Uluslararası İnsan Haklarını Koruma Teşkilatı (Safeguard Defenders) yayınladığı raporda tesbit edilen hususlar ana başlıklar halinde şöyle ; ;
- Raporu hazırlayan Teşkilat Uzmanları Toplama Kamplarından bir şekilde serbest bırakılan kamp mağdurları ile onların aileleri ile yaptığı görüşmeler sonucu 2015-2021 yılları arasında geçen 7 yıl içerisinde 21 eyalet ve bağımsız kent/bölgedeki 109 hastanede tedavi gören 99 kişinin siyasi sebeplerden dolayı sahte psikoloji Hastası raporu ile bu Psikiyatrı kliniğine hapsedildiğini tesbit etmiştir.

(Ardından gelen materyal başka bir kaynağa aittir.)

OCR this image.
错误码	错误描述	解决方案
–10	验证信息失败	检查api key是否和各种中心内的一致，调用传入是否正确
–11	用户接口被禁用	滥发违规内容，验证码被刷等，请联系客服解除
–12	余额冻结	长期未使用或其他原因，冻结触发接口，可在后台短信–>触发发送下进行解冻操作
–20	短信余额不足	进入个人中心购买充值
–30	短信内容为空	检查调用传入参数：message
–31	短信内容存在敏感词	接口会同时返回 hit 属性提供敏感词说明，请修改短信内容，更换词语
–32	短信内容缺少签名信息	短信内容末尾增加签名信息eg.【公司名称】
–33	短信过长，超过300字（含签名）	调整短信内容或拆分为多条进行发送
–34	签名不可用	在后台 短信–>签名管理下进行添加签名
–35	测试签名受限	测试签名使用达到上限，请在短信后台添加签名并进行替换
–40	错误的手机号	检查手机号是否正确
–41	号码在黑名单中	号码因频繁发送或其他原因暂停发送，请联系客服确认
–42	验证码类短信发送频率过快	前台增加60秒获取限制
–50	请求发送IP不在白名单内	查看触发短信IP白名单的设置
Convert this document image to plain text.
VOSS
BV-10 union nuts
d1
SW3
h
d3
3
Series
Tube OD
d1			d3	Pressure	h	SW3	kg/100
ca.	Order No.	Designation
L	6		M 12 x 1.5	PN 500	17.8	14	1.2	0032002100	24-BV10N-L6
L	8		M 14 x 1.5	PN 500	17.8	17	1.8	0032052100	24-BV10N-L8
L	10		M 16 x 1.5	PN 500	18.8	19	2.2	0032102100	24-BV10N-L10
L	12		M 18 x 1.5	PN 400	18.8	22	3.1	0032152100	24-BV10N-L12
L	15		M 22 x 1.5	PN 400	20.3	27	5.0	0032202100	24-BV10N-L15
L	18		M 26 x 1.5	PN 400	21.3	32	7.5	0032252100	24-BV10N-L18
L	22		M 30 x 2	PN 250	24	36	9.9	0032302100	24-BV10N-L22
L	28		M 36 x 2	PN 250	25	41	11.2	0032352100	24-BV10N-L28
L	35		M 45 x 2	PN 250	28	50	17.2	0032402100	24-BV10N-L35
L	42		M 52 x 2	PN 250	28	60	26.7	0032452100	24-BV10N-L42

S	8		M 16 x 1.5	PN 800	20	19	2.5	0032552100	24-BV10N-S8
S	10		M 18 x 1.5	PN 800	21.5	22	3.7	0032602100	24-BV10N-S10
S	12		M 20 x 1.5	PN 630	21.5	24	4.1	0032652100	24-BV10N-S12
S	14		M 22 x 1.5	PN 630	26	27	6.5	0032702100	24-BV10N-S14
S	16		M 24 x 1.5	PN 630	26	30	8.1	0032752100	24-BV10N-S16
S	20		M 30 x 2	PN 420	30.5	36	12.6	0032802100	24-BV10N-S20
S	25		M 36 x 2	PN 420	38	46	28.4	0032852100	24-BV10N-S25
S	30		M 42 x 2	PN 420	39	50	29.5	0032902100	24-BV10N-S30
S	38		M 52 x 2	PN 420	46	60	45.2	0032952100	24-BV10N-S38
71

- Raporda bu konuda erişilebilen bilgilerin “Buz dağının sadece Görünün Bir Bölümü” olduğu bilgisine özellikle yer veriliyor.
- Çin siyasi olarak suçladığı masum muhalif Uygurları hepsedebilmek için böylesi sahte sağlık raporları ile tutukladığı ve bu suretle İnsan Hakları ve Hukuk Teşkilatları ile STK.lar ve medyanın dikkatinden kaçırmayı amaçlamaktadır.
- Çin işgal yönetimi Uygur Siyasi aktivistler ve muhaliflerini bu tür sahte raporlarla hapsetmeyi Çin Adliye Sistemlerinin olağan bir uygulaması haline getirmiştir.
- Uygur siyasi muhaliflerinin bu sistemle tutuklanarak hapsedilmesi Çin merkezi Adli Organları tarafından direkt tesbit ve uygulanmakta ve bu sistem ENKANG adı ile anılmaktadır.
- Sahte sağlık Raporları ile Psikyatrı Kliniklerine(Tutukevlerine)kapatılan tutuklu ve hükümlülerde olağandışı zayıflama(kilo kaybı), ruhi düşkünlük, ruhi ve fiziki dengesizlikler, sürekli korku ve titreme ve intihar etmeye meyilli psikolojik durum başta bir çok psikolojik ve fizyolojik sorunlarla karşılaşmaktadır.
- Sahte sağlık raporları ile hapsedilen siyasi muhalif Uygur,Kazak ve diğer tutuklu Türkler birer Hapishane görünümündeki bu Psikyatrı kliniklerinden aylar ve hatta yıllarca hapiste tutuldukları tesbit edilmiştir.
- Bu şekilde hapsedilen siyasi mahkumların sistemli şekilde dövüldükleri, küçük ve büyük abdestlerini yapmaya izin verilmeden saatlerce el ve ayakları bağlı şekilde saatlerce tutuldukları tutuklulara zorla ne olduğu bilinmeyen ve zehirli olduğu tahmin edilen iğneler yapıldığı , ttutuklu ve mahkum Uygurlara keyif verici ve uyuşturucu hapların zorla yedirildiği, Tutuklu ve mahkumların narkoz verilmeden(vücudu uyuşturulmadan) elektroskop ile tedavi yapıldığı bilgisi raporda yer almaktadır.
- Çin yönetimi 2013 yılında bu tür uygulamalara karşı ülke içinde artan tepkiler ve uluslararası baskıların artması sonucunda ” Tedvaiyi kabul etmeyen mahkumların zorla İyileştirilmesi için tıbbı yönden onaylanmış raporun uygulanması ve buna Adli sistemin destek vermesini sağlayan ” Ruh Sağlığını Koruma Yasası” ilan etmiş olup, yapılan araştırma ve incelemelerde bu yasal Reformun bir işe yaramadığı yanı yasanın mahkumlara uygulanmadığı sonucuna varılmıştır.
- Çin yönetimi rejim muhalifi Uygurları sahte psikiyatrik teşhis ve raporlarla onları adli sistemden tamamen çıkararak toplumdan koparmıştır.
- Çin yönetimi istikrarı korumak adına muhalif kişi ve siyasi aktivistlerin avukat tutmalarına veya tuttukları Avukatları ile görüşmesine izin vermemektedir.
- Bu şekilde tutuklanarak hapsedilen siyasi muhalifler yargı önüne çıkarılmadan hijyenik ve uygun olmayan ağır yaşam şartlarındaki bu kamp ve Hapishane/Kliniklerde yıllarca ve hatta yıllarca ya mahkemeye çıkarmadan tutmaktadır.
Uluslararası İnsan Haklarını Koruma Teşkilatı (Safeguard Defenders) yayınladığı raporun talep ve öneriler bölümünde şu çağrıda bulunuyor ” Uluslararası toplum,İnsan Hakları ve Hukuk Teşkilatları ile STK.lar Çin’in Uygur Bölgesinde açtığı bu şekildeki yasadışı Toplama Kamplarını kapatmasını ve Uygurlara yönelik baskı,zulüm insanlık suçlarını sonlandırması için Çin yönetimine baskı yapmalıdırlar.” ifadesini kullandı.